Sofie LerutHet IFB stelde op de Dag van het Familiebedrijf een onderzoek voor waarin onder meer werd gepeild naar raden van advies en raden van bestuur in familiebedrijven. Hieruit bleek dat familiebedrijven steeds vaker werken met een actieve raad van bestuur met externe bestuurders. Er werd ook onderzocht welke criteria familiebedrijven vooropstellen bij de keuze van een nieuw lid van de raad van bestuur.
Men kan vanzelfsprekend op zoek gaan naar bepaalde competenties, ervaring of kennis, maar minstens even belangrijk zijn een aantal andere kwaliteiten. De Code Buysse III noemt terecht integriteit en normbesef essentieel als basisingesteldheid van elke bestuurder. Daarnaast dient een goede bestuurder blijk te geven van:
- betrokkenheid en dienstbaarheid aan het doel en de belangen van de onderneming;
- beschikbaarheid qua tijd en kennis;
- onafhankelijkheid in optreden en meningsvorming;
- algemene deskundigheid: een brede kijk en gezond verstand;
- specifieke deskundigheid: opleiding, kennis, ervaring en netwerken;
- teamgeest.
Uit het onderzoek blijkt dat de familiebedrijven ook effectief in de eerste plaats op zoek gaan naar dit soort kwaliteiten in een externe bestuurder. De deelnemende familiebedrijven kregen de vraag naar het belang dat ze hechten aan bepaalde criteria bij de keuze van een nieuwe bestuurder. Daarbij kwamen integriteit en normbesef op de eerste plaats te staan, gevolgd door intelligentie, kennis/ervaring in strategisch denken en de persoonlijkheid van de kandidaat-bestuurder. Pas op de vijfde plaats vindt men functionele kennis terug zoals financiën, IT, HR, marketing e.d.m. Dit verwondert niet, vermits men dergelijke kennis in een aantal gevallen ook in huis kan halen via consultants.
Andere criteria die de familiebedrijven uit het onderzoek nog vermeldden zijn (in die volgorde): beschikbaarheid (tijd/inzet), kennis/ervaring in de sector/industrie, onafhankelijkheid, reputatie, relaties/netwerk, diversiteit (leeftijd, geslacht, nationaliteit, …), toegang tot nieuwe middelen (kapitaal, kennis, …), functie(s) in andere raden van bestuur en ten slotte diploma’s.

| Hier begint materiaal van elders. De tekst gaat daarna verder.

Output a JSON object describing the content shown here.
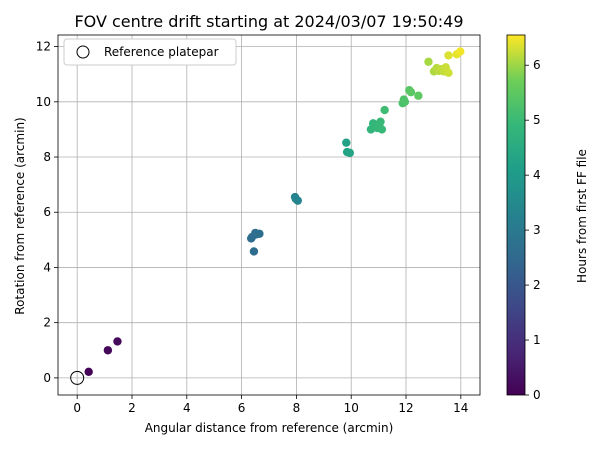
{
  "chart_data": {
    "type": "scatter",
    "title": "FOV centre drift starting at 2024/03/07 19:50:49",
    "xlabel": "Angular distance from reference (arcmin)",
    "ylabel": "Rotation from reference (arcmin)",
    "xlim": [
      -0.7,
      14.7
    ],
    "ylim": [
      -0.62,
      12.42
    ],
    "xticks": [
      0,
      2,
      4,
      6,
      8,
      10,
      12,
      14
    ],
    "yticks": [
      0,
      2,
      4,
      6,
      8,
      10,
      12
    ],
    "grid": true,
    "legend": {
      "placement": "top-left",
      "entries": [
        "Reference platepar"
      ]
    },
    "reference_point": {
      "x": 0,
      "y": 0
    },
    "colorbar": {
      "label": "Hours from first FF file",
      "range": [
        0,
        6.55
      ],
      "ticks": [
        0,
        1,
        2,
        3,
        4,
        5,
        6
      ],
      "colormap": "viridis"
    },
    "points": [
      {
        "x": 0.42,
        "y": 0.22,
        "hours": 0.05
      },
      {
        "x": 1.12,
        "y": 1.0,
        "hours": 0.12
      },
      {
        "x": 1.47,
        "y": 1.32,
        "hours": 0.18
      },
      {
        "x": 6.35,
        "y": 5.05,
        "hours": 2.6
      },
      {
        "x": 6.38,
        "y": 5.1,
        "hours": 2.6
      },
      {
        "x": 6.45,
        "y": 4.58,
        "hours": 2.62
      },
      {
        "x": 6.5,
        "y": 5.25,
        "hours": 2.65
      },
      {
        "x": 6.55,
        "y": 5.2,
        "hours": 2.66
      },
      {
        "x": 6.65,
        "y": 5.22,
        "hours": 2.68
      },
      {
        "x": 7.95,
        "y": 6.55,
        "hours": 3.3
      },
      {
        "x": 7.98,
        "y": 6.48,
        "hours": 3.32
      },
      {
        "x": 8.05,
        "y": 6.42,
        "hours": 3.35
      },
      {
        "x": 9.82,
        "y": 8.52,
        "hours": 4.2
      },
      {
        "x": 9.85,
        "y": 8.18,
        "hours": 4.25
      },
      {
        "x": 9.95,
        "y": 8.15,
        "hours": 4.28
      },
      {
        "x": 10.72,
        "y": 9.0,
        "hours": 4.8
      },
      {
        "x": 10.8,
        "y": 9.22,
        "hours": 4.85
      },
      {
        "x": 10.88,
        "y": 9.1,
        "hours": 4.87
      },
      {
        "x": 10.95,
        "y": 9.05,
        "hours": 4.9
      },
      {
        "x": 11.02,
        "y": 9.15,
        "hours": 4.92
      },
      {
        "x": 11.07,
        "y": 9.28,
        "hours": 4.95
      },
      {
        "x": 11.12,
        "y": 9.0,
        "hours": 4.96
      },
      {
        "x": 11.22,
        "y": 9.7,
        "hours": 5.05
      },
      {
        "x": 11.88,
        "y": 9.95,
        "hours": 5.25
      },
      {
        "x": 11.92,
        "y": 10.08,
        "hours": 5.28
      },
      {
        "x": 11.96,
        "y": 10.0,
        "hours": 5.3
      },
      {
        "x": 12.12,
        "y": 10.42,
        "hours": 5.42
      },
      {
        "x": 12.18,
        "y": 10.35,
        "hours": 5.44
      },
      {
        "x": 12.45,
        "y": 10.22,
        "hours": 5.5
      },
      {
        "x": 12.82,
        "y": 11.45,
        "hours": 6.05
      },
      {
        "x": 13.02,
        "y": 11.1,
        "hours": 6.1
      },
      {
        "x": 13.12,
        "y": 11.22,
        "hours": 6.15
      },
      {
        "x": 13.2,
        "y": 11.12,
        "hours": 6.17
      },
      {
        "x": 13.28,
        "y": 11.18,
        "hours": 6.2
      },
      {
        "x": 13.38,
        "y": 11.1,
        "hours": 6.22
      },
      {
        "x": 13.45,
        "y": 11.25,
        "hours": 6.25
      },
      {
        "x": 13.55,
        "y": 11.05,
        "hours": 6.28
      },
      {
        "x": 13.55,
        "y": 11.68,
        "hours": 6.35
      },
      {
        "x": 13.85,
        "y": 11.72,
        "hours": 6.42
      },
      {
        "x": 13.98,
        "y": 11.82,
        "hours": 6.48
      }
    ]
  }
}
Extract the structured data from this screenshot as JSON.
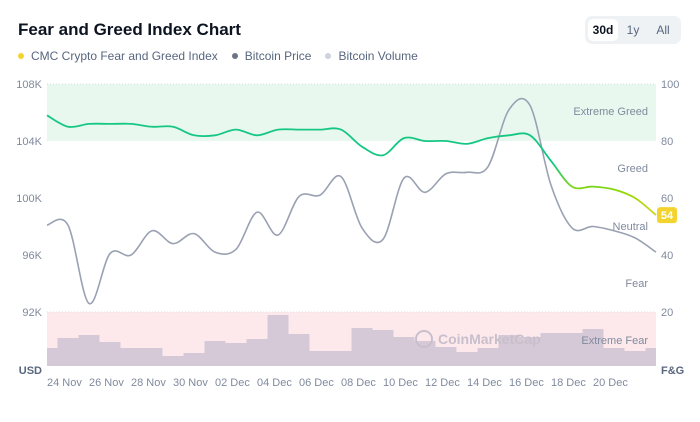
{
  "header": {
    "title": "Fear and Greed Index Chart"
  },
  "tabs": [
    {
      "label": "30d",
      "active": true
    },
    {
      "label": "1y",
      "active": false
    },
    {
      "label": "All",
      "active": false
    }
  ],
  "legend": [
    {
      "label": "CMC Crypto Fear and Greed Index",
      "color": "#f3d42f"
    },
    {
      "label": "Bitcoin Price",
      "color": "#6b7386"
    },
    {
      "label": "Bitcoin Volume",
      "color": "#cdd2de"
    }
  ],
  "colors": {
    "greed_zone": "#e8f8ef",
    "fear_zone": "#fde9ec",
    "price_line": "#9aa1b2",
    "volume_bar": "#d5c9d7",
    "fg_high": "#16c784",
    "fg_mid": "#93d900",
    "fg_low": "#f3d42f"
  },
  "watermark": "CoinMarketCap",
  "chart_data": {
    "type": "line",
    "title": "Fear and Greed Index Chart",
    "left_axis": {
      "label": "USD",
      "ticks": [
        "92K",
        "96K",
        "100K",
        "104K",
        "108K"
      ],
      "range": [
        92,
        108
      ]
    },
    "right_axis": {
      "label": "F&G",
      "ticks": [
        "20",
        "40",
        "60",
        "80",
        "100"
      ],
      "range": [
        0,
        100
      ]
    },
    "zones": [
      {
        "label": "Extreme Greed"
      },
      {
        "label": "Greed"
      },
      {
        "label": "Neutral"
      },
      {
        "label": "Fear"
      },
      {
        "label": "Extreme Fear"
      }
    ],
    "x_tick_labels": [
      "24 Nov",
      "26 Nov",
      "28 Nov",
      "30 Nov",
      "02 Dec",
      "04 Dec",
      "06 Dec",
      "08 Dec",
      "10 Dec",
      "12 Dec",
      "14 Dec",
      "16 Dec",
      "18 Dec",
      "20 Dec"
    ],
    "dates": [
      "24 Nov",
      "25 Nov",
      "26 Nov",
      "27 Nov",
      "28 Nov",
      "29 Nov",
      "30 Nov",
      "01 Dec",
      "02 Dec",
      "03 Dec",
      "04 Dec",
      "05 Dec",
      "06 Dec",
      "07 Dec",
      "08 Dec",
      "09 Dec",
      "10 Dec",
      "11 Dec",
      "12 Dec",
      "13 Dec",
      "14 Dec",
      "15 Dec",
      "16 Dec",
      "17 Dec",
      "18 Dec",
      "19 Dec",
      "20 Dec",
      "21 Dec",
      "22 Dec",
      "23 Dec"
    ],
    "series": [
      {
        "name": "CMC Crypto Fear and Greed Index",
        "axis": "right",
        "values": [
          89,
          85,
          86,
          86,
          86,
          85,
          85,
          82,
          82,
          84,
          82,
          84,
          84,
          84,
          84,
          78,
          75,
          81,
          80,
          80,
          79,
          81,
          82,
          82,
          73,
          64,
          64,
          63,
          60,
          54
        ]
      },
      {
        "name": "Bitcoin Price",
        "axis": "left",
        "unit": "K USD",
        "values": [
          98.1,
          98.1,
          92.6,
          96.1,
          96.0,
          97.7,
          96.8,
          97.5,
          96.2,
          96.4,
          99.0,
          97.4,
          100.1,
          100.2,
          101.5,
          97.9,
          97.1,
          101.4,
          100.4,
          101.7,
          101.8,
          102.2,
          106.2,
          106.5,
          100.9,
          97.9,
          98.0,
          97.7,
          97.2,
          96.2
        ]
      },
      {
        "name": "Bitcoin Volume",
        "axis": "none",
        "values": [
          18,
          28,
          31,
          24,
          18,
          18,
          10,
          13,
          25,
          23,
          27,
          51,
          32,
          15,
          15,
          38,
          36,
          29,
          25,
          19,
          14,
          18,
          31,
          29,
          33,
          33,
          37,
          18,
          15,
          18
        ]
      }
    ],
    "last_value_label": "54",
    "grid": false
  }
}
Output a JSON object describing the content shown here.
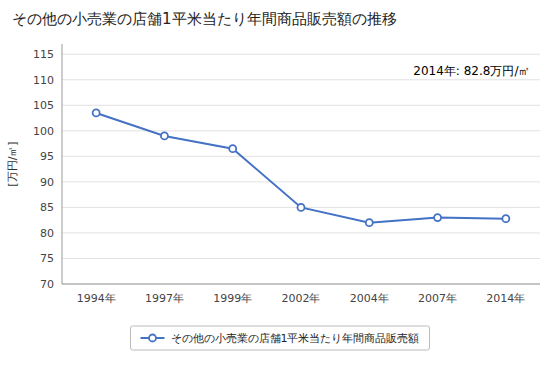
{
  "chart_data": {
    "type": "line",
    "title": "その他の小売業の店舗1平米当たり年間商品販売額の推移",
    "ylabel": "[万円/㎡]",
    "categories": [
      "1994年",
      "1997年",
      "1999年",
      "2002年",
      "2004年",
      "2007年",
      "2014年"
    ],
    "series": [
      {
        "name": "その他の小売業の店舗1平米当たり年間商品販売額",
        "color": "#4472C4",
        "values": [
          103.5,
          99.0,
          96.5,
          85.0,
          82.0,
          83.0,
          82.8
        ]
      }
    ],
    "ylim": [
      70,
      117
    ],
    "yticks": [
      70,
      75,
      80,
      85,
      90,
      95,
      100,
      105,
      110,
      115
    ],
    "annotation": "2014年: 82.8万円/㎡",
    "grid": true,
    "legend": "bottom",
    "marker": "circle"
  }
}
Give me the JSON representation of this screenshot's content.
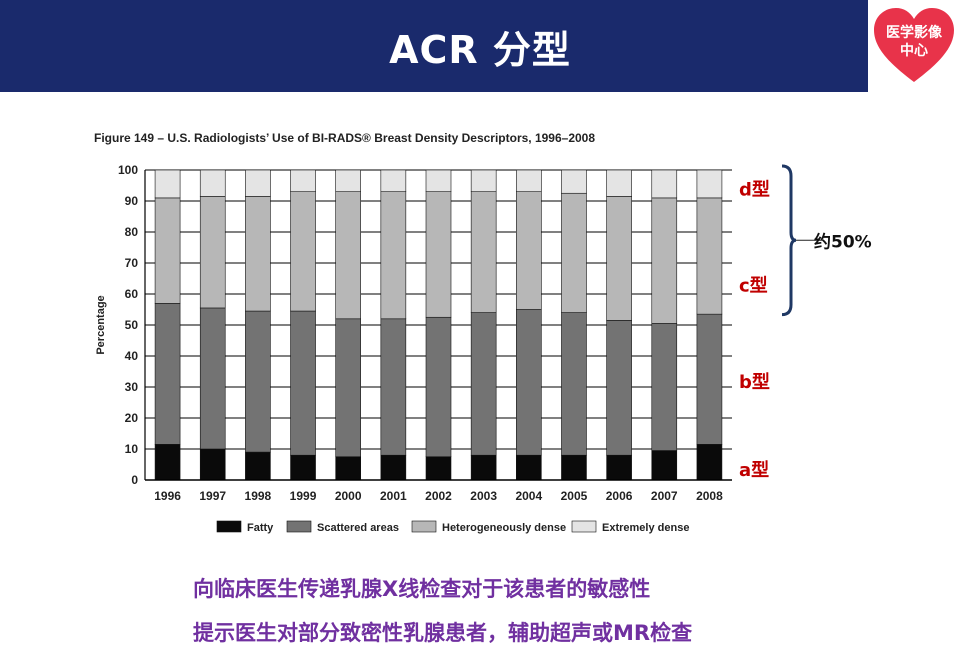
{
  "header": {
    "title": "ACR 分型"
  },
  "logo": {
    "line1": "医学影像",
    "line2": "中心"
  },
  "chart_data": {
    "type": "bar",
    "stacked": true,
    "title": "Figure 149 – U.S. Radiologists’ Use of BI-RADS® Breast Density Descriptors, 1996–2008",
    "xlabel": "",
    "ylabel": "Percentage",
    "ylim": [
      0,
      100
    ],
    "yticks": [
      "0",
      "10",
      "20",
      "30",
      "40",
      "50",
      "60",
      "70",
      "80",
      "90",
      "100"
    ],
    "grid": true,
    "legend_position": "bottom",
    "categories": [
      "1996",
      "1997",
      "1998",
      "1999",
      "2000",
      "2001",
      "2002",
      "2003",
      "2004",
      "2005",
      "2006",
      "2007",
      "2008"
    ],
    "series": [
      {
        "name": "Fatty",
        "color": "#0a0a0a",
        "values": [
          11.5,
          10,
          9,
          8,
          7.5,
          8,
          7.5,
          8,
          8,
          8,
          8,
          9.5,
          11.5
        ]
      },
      {
        "name": "Scattered areas",
        "color": "#737373",
        "values": [
          45.5,
          45.5,
          45.5,
          46.5,
          44.5,
          44,
          45,
          46,
          47,
          46,
          43.5,
          41,
          42
        ]
      },
      {
        "name": "Heterogeneously dense",
        "color": "#b7b7b7",
        "values": [
          34,
          36,
          37,
          38.5,
          41,
          41,
          40.5,
          39,
          38,
          38.5,
          40,
          40.5,
          37.5
        ]
      },
      {
        "name": "Extremely dense",
        "color": "#e4e4e4",
        "values": [
          9,
          8.5,
          8.5,
          7,
          7,
          7,
          7,
          7,
          7,
          7.5,
          8.5,
          9,
          9
        ]
      }
    ]
  },
  "annotations": {
    "types": [
      {
        "label": "d型",
        "y": 94
      },
      {
        "label": "c型",
        "y": 63
      },
      {
        "label": "b型",
        "y": 32
      },
      {
        "label": "a型",
        "y": 3.5
      }
    ],
    "brace_label": "约50%",
    "brace_range": [
      54,
      100
    ],
    "label_color": "#c00000",
    "brace_color": "#1f3864"
  },
  "footer": {
    "line1": "向临床医生传递乳腺X线检查对于该患者的敏感性",
    "line2": "提示医生对部分致密性乳腺患者，辅助超声或MR检查",
    "color": "#7030a0"
  }
}
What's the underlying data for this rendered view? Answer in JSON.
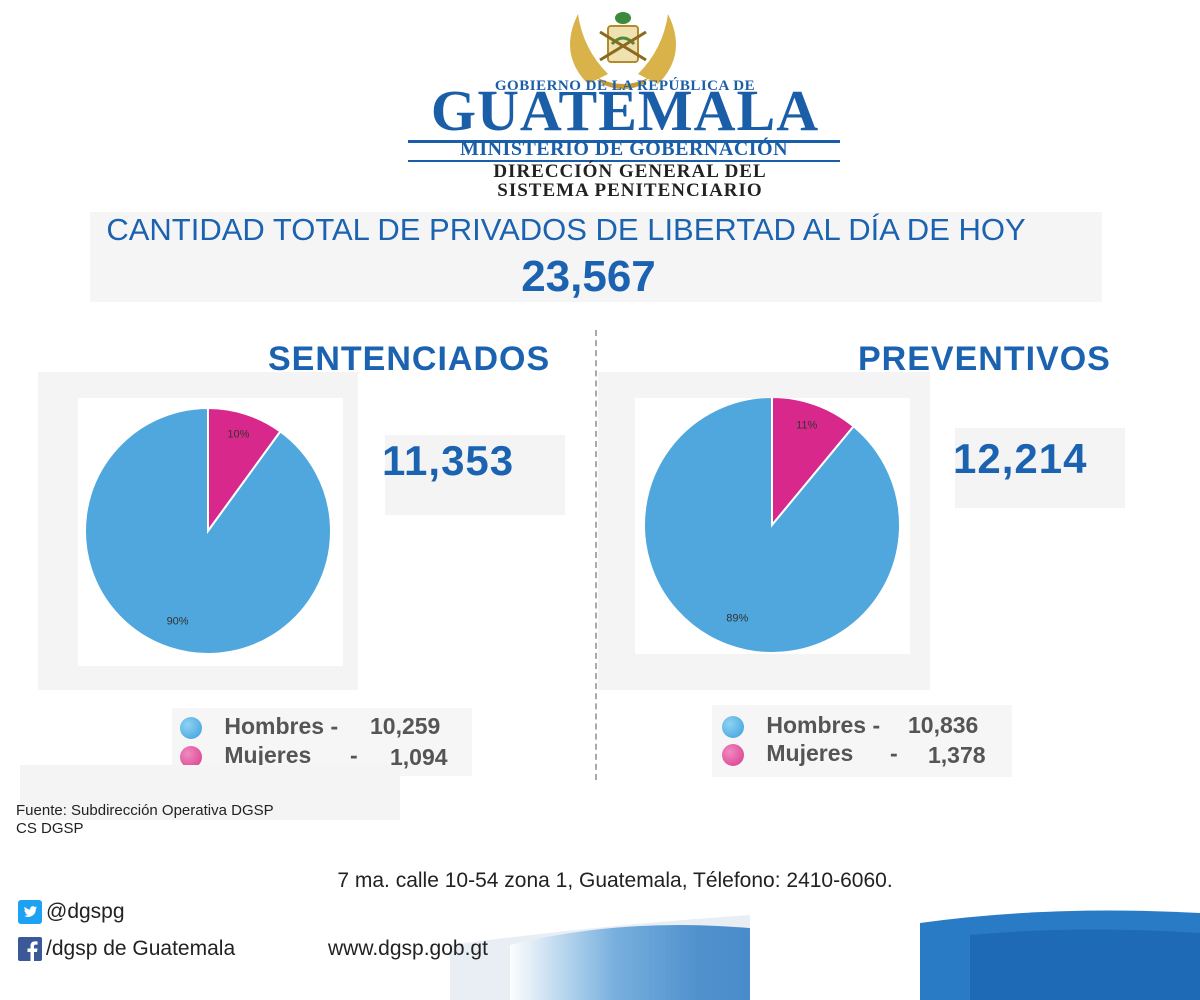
{
  "header": {
    "gov_line": "GOBIERNO DE LA REPÚBLICA DE",
    "country": "GUATEMALA",
    "ministry": "MINISTERIO DE GOBERNACIÓN",
    "direction_line1": "DIRECCIÓN GENERAL DEL",
    "direction_line2": "SISTEMA PENITENCIARIO"
  },
  "total": {
    "title": "CANTIDAD TOTAL DE PRIVADOS DE LIBERTAD AL DÍA DE HOY",
    "value": "23,567"
  },
  "sentenciados": {
    "title": "SENTENCIADOS",
    "total": "11,353",
    "legend": [
      {
        "label": "Hombres -",
        "value": "10,259"
      },
      {
        "label": "Mujeres",
        "dash": "-",
        "value": "1,094"
      }
    ]
  },
  "preventivos": {
    "title": "PREVENTIVOS",
    "total": "12,214",
    "legend": [
      {
        "label": "Hombres -",
        "value": "10,836"
      },
      {
        "label": "Mujeres",
        "dash": "-",
        "value": "1,378"
      }
    ]
  },
  "colors": {
    "hombres": "#4fa7dd",
    "mujeres": "#d8288b",
    "accent": "#1b63b0"
  },
  "chart_data": [
    {
      "type": "pie",
      "title": "SENTENCIADOS",
      "categories": [
        "Mujeres",
        "Hombres"
      ],
      "values": [
        10,
        90
      ],
      "labels": [
        "10%",
        "90%"
      ]
    },
    {
      "type": "pie",
      "title": "PREVENTIVOS",
      "categories": [
        "Mujeres",
        "Hombres"
      ],
      "values": [
        11,
        89
      ],
      "labels": [
        "11%",
        "89%"
      ]
    }
  ],
  "footer": {
    "source_line1": "Fuente: Subdirección Operativa DGSP",
    "source_line2": "CS DGSP",
    "address": "7 ma. calle 10-54 zona 1, Guatemala, Télefono: 2410-6060.",
    "twitter": "@dgspg",
    "twitter_icon": "twitter-icon",
    "facebook": "/dgsp de Guatemala",
    "facebook_icon": "facebook-icon",
    "website": "www.dgsp.gob.gt"
  }
}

Het is inderdaad van belang dat men vooraf goed nadenkt over het profiel van de externe bestuurder die men aan boord wenst. Er is daarbij niet zoiets als één perfect profiel: voor elk familiebedrijf zullen andere factoren meespelen bij de afweging van de criteria. Wat wél altijd essentieel is, is dat de externe bestuurder aandacht heeft voor de eigenheden van een familiebedrijf, en de familie in haar eigenaarsrol respecteert. Zijn/haar waarden moeten in overeenstemming zijn met deze van het familiebedrijf en hij/zij moet voeling hebben met de belangrijkste uitdagingen van het familiebedrijf, zoals opvolging en conflictmanagement.
En natuurlijk moet het ook gewoon klikken met de familie. Verkennende gesprekken met kandidaat-bestuurders, waarin zowel de kandidaat-bestuurder als de familie kunnen aftasten in hoeverre die klik er is, zijn dan ook geen overbodige luxe.